On Monday morning, New Jersey won a landmark decision by the Supreme Court which could lead to many more U.S. states legalizing betting on college and professional sports. The Supreme Court ruled 7–2 to strike down the federal law that prohibited sports betting from expanding outside of Nevada.
In the 90s, Trump tried to bring legalized sports betting to Atlantic City casinos. In 1992, Congress passed the Professional and Amateur Sports Protection Act. PASPA stopped new states from offering sports betting. Nevada was the only state that had state-sponsored betting. Oregon, Delaware and Montana were grandfathered in. Nevada legalized all forms of sports betting in 1949. New Jersey was the only state that featured commercial gambling for 10 years to legalize sports betting during the first year PASPA took effect. New Jersey was unable to pass the law in 1993.
Trump went on a radio show and ripped Garabed "Chuck" Haytaian, then the speaker of the New Jersey General Assembly, for allowing New Jersey to miss out on legalizing sports betting. Trump believed that taxpayers and senior citizens would be the biggest benefactors of legalizing sports betting in New Jersey.
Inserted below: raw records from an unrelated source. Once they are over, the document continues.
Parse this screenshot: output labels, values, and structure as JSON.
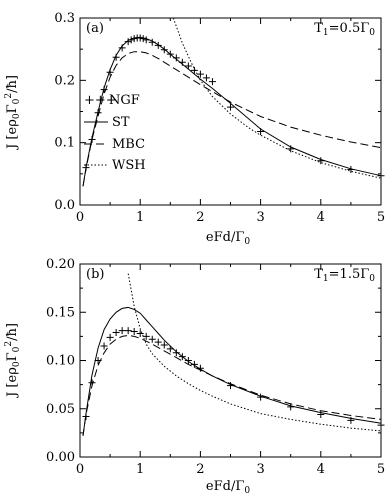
{
  "chart_data": [
    {
      "type": "line",
      "panel_label": "(a)",
      "parameter": {
        "base": "T",
        "sub": "1",
        "eq": "=0.5",
        "sym": "Γ",
        "sym_sub": "0"
      },
      "xlabel": {
        "base": "eFd/",
        "sym": "Γ",
        "sub": "0"
      },
      "ylabel": {
        "pre": "J [e",
        "rho": "ρ",
        "rho_sub": "0",
        "gam": "Γ",
        "gam_sub": "0",
        "gam_sup": "2",
        "post": "/ħ]"
      },
      "xlim": [
        0,
        5
      ],
      "ylim": [
        0,
        0.3
      ],
      "xticks": [
        0,
        1,
        2,
        3,
        4,
        5
      ],
      "xtick_labels": [
        "0",
        "1",
        "2",
        "3",
        "4",
        "5"
      ],
      "yticks": [
        0,
        0.1,
        0.2,
        0.3
      ],
      "ytick_labels": [
        "0.0",
        "0.1",
        "0.2",
        "0.3"
      ],
      "legend": {
        "position": "middle-left",
        "entries": [
          {
            "marker": "+++",
            "label": "NGF"
          },
          {
            "style": "solid",
            "label": "ST"
          },
          {
            "style": "dashed",
            "label": "MBC"
          },
          {
            "style": "dotted",
            "label": "WSH"
          }
        ]
      },
      "series": [
        {
          "name": "NGF",
          "style": "plus",
          "x": [
            0.1,
            0.2,
            0.3,
            0.4,
            0.5,
            0.6,
            0.7,
            0.8,
            0.85,
            0.9,
            0.95,
            1.0,
            1.05,
            1.1,
            1.2,
            1.3,
            1.4,
            1.5,
            1.6,
            1.7,
            1.8,
            1.9,
            2.0,
            2.1,
            2.2,
            2.5,
            3.0,
            3.5,
            4.0,
            4.5,
            5.0
          ],
          "y": [
            0.06,
            0.105,
            0.148,
            0.185,
            0.213,
            0.237,
            0.252,
            0.262,
            0.265,
            0.267,
            0.268,
            0.268,
            0.267,
            0.265,
            0.261,
            0.256,
            0.249,
            0.242,
            0.236,
            0.229,
            0.223,
            0.216,
            0.21,
            0.204,
            0.198,
            0.157,
            0.118,
            0.09,
            0.071,
            0.057,
            0.047
          ]
        },
        {
          "name": "ST",
          "style": "solid",
          "x": [
            0.05,
            0.1,
            0.2,
            0.3,
            0.4,
            0.5,
            0.6,
            0.7,
            0.8,
            0.9,
            1.0,
            1.1,
            1.2,
            1.3,
            1.4,
            1.5,
            1.6,
            1.8,
            2.0,
            2.2,
            2.5,
            3.0,
            3.5,
            4.0,
            4.5,
            5.0
          ],
          "y": [
            0.03,
            0.06,
            0.108,
            0.15,
            0.188,
            0.217,
            0.24,
            0.255,
            0.264,
            0.268,
            0.269,
            0.267,
            0.263,
            0.257,
            0.25,
            0.242,
            0.234,
            0.218,
            0.202,
            0.187,
            0.163,
            0.122,
            0.093,
            0.073,
            0.058,
            0.047
          ]
        },
        {
          "name": "MBC",
          "style": "dashed",
          "x": [
            0.05,
            0.1,
            0.2,
            0.3,
            0.4,
            0.5,
            0.6,
            0.7,
            0.8,
            0.9,
            1.0,
            1.1,
            1.2,
            1.3,
            1.4,
            1.5,
            1.6,
            1.8,
            2.0,
            2.2,
            2.5,
            3.0,
            3.5,
            4.0,
            4.5,
            5.0
          ],
          "y": [
            0.03,
            0.058,
            0.105,
            0.143,
            0.178,
            0.205,
            0.224,
            0.236,
            0.243,
            0.246,
            0.246,
            0.244,
            0.24,
            0.235,
            0.229,
            0.223,
            0.217,
            0.205,
            0.193,
            0.182,
            0.165,
            0.142,
            0.125,
            0.112,
            0.101,
            0.092
          ]
        },
        {
          "name": "WSH",
          "style": "dotted",
          "x": [
            1.55,
            1.7,
            1.85,
            2.0,
            2.2,
            2.5,
            2.8,
            3.0,
            3.5,
            4.0,
            4.5,
            5.0
          ],
          "y": [
            0.3,
            0.26,
            0.228,
            0.2,
            0.174,
            0.146,
            0.124,
            0.112,
            0.087,
            0.068,
            0.054,
            0.043
          ]
        }
      ]
    },
    {
      "type": "line",
      "panel_label": "(b)",
      "parameter": {
        "base": "T",
        "sub": "1",
        "eq": "=1.5",
        "sym": "Γ",
        "sym_sub": "0"
      },
      "xlabel": {
        "base": "eFd/",
        "sym": "Γ",
        "sub": "0"
      },
      "ylabel": {
        "pre": "J [e",
        "rho": "ρ",
        "rho_sub": "0",
        "gam": "Γ",
        "gam_sub": "0",
        "gam_sup": "2",
        "post": "/ħ]"
      },
      "xlim": [
        0,
        5
      ],
      "ylim": [
        0,
        0.2
      ],
      "xticks": [
        0,
        1,
        2,
        3,
        4,
        5
      ],
      "xtick_labels": [
        "0",
        "1",
        "2",
        "3",
        "4",
        "5"
      ],
      "yticks": [
        0,
        0.05,
        0.1,
        0.15,
        0.2
      ],
      "ytick_labels": [
        "0.00",
        "0.05",
        "0.10",
        "0.15",
        "0.20"
      ],
      "series": [
        {
          "name": "NGF",
          "style": "plus",
          "x": [
            0.1,
            0.2,
            0.3,
            0.4,
            0.5,
            0.6,
            0.7,
            0.8,
            0.9,
            1.0,
            1.1,
            1.2,
            1.3,
            1.4,
            1.5,
            1.6,
            1.7,
            1.8,
            1.9,
            2.0,
            2.5,
            3.0,
            3.5,
            4.0,
            4.5,
            5.0
          ],
          "y": [
            0.042,
            0.077,
            0.1,
            0.115,
            0.124,
            0.129,
            0.131,
            0.131,
            0.13,
            0.128,
            0.125,
            0.122,
            0.119,
            0.116,
            0.112,
            0.108,
            0.104,
            0.1,
            0.096,
            0.092,
            0.074,
            0.062,
            0.052,
            0.044,
            0.038,
            0.033
          ]
        },
        {
          "name": "ST",
          "style": "solid",
          "x": [
            0.05,
            0.1,
            0.2,
            0.3,
            0.4,
            0.5,
            0.6,
            0.7,
            0.8,
            0.9,
            1.0,
            1.1,
            1.2,
            1.3,
            1.4,
            1.6,
            1.8,
            2.0,
            2.2,
            2.5,
            3.0,
            3.5,
            4.0,
            4.5,
            5.0
          ],
          "y": [
            0.022,
            0.045,
            0.085,
            0.113,
            0.132,
            0.143,
            0.15,
            0.154,
            0.155,
            0.153,
            0.149,
            0.142,
            0.135,
            0.128,
            0.121,
            0.109,
            0.099,
            0.091,
            0.084,
            0.075,
            0.063,
            0.053,
            0.046,
            0.04,
            0.035
          ]
        },
        {
          "name": "MBC",
          "style": "dashed",
          "x": [
            0.05,
            0.1,
            0.2,
            0.3,
            0.4,
            0.5,
            0.6,
            0.7,
            0.8,
            0.9,
            1.0,
            1.2,
            1.4,
            1.6,
            1.8,
            2.0,
            2.2,
            2.5,
            3.0,
            3.5,
            4.0,
            4.5,
            5.0
          ],
          "y": [
            0.022,
            0.044,
            0.074,
            0.095,
            0.108,
            0.117,
            0.122,
            0.125,
            0.126,
            0.125,
            0.123,
            0.117,
            0.11,
            0.103,
            0.096,
            0.09,
            0.084,
            0.076,
            0.064,
            0.055,
            0.048,
            0.043,
            0.039
          ]
        },
        {
          "name": "WSH",
          "style": "dotted",
          "x": [
            0.8,
            0.9,
            1.0,
            1.1,
            1.2,
            1.4,
            1.6,
            1.8,
            2.0,
            2.2,
            2.5,
            3.0,
            3.5,
            4.0,
            4.5,
            5.0
          ],
          "y": [
            0.19,
            0.156,
            0.133,
            0.117,
            0.107,
            0.094,
            0.084,
            0.076,
            0.069,
            0.063,
            0.055,
            0.045,
            0.039,
            0.034,
            0.03,
            0.027
          ]
        }
      ]
    }
  ]
}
You can listen to fiery debate between Haytian and Trump below:
While campaigning for the presidency in 2015, Trump was asked about legalizing sport betting and told FOX Sports' Colin Cowherd, "I'm OK with it because it's happening anyway. Whether you have it or you don't have it, you have it."
In October, Trump's administration sided with the major professional sports leagues on opposing New Jersey's sports betting offering. Trump was going against former New Jersey governor Chris Christie, who also ran against Trump in the presidential race before backing him, who started the challenge of the 1992 federal law. Christie called the major sports leagues hypocrites since they have already started moving hockey and football teams to Las Vegas.
The American Gaming Association estimates that about $150 million is wagered on sports every year in the United States.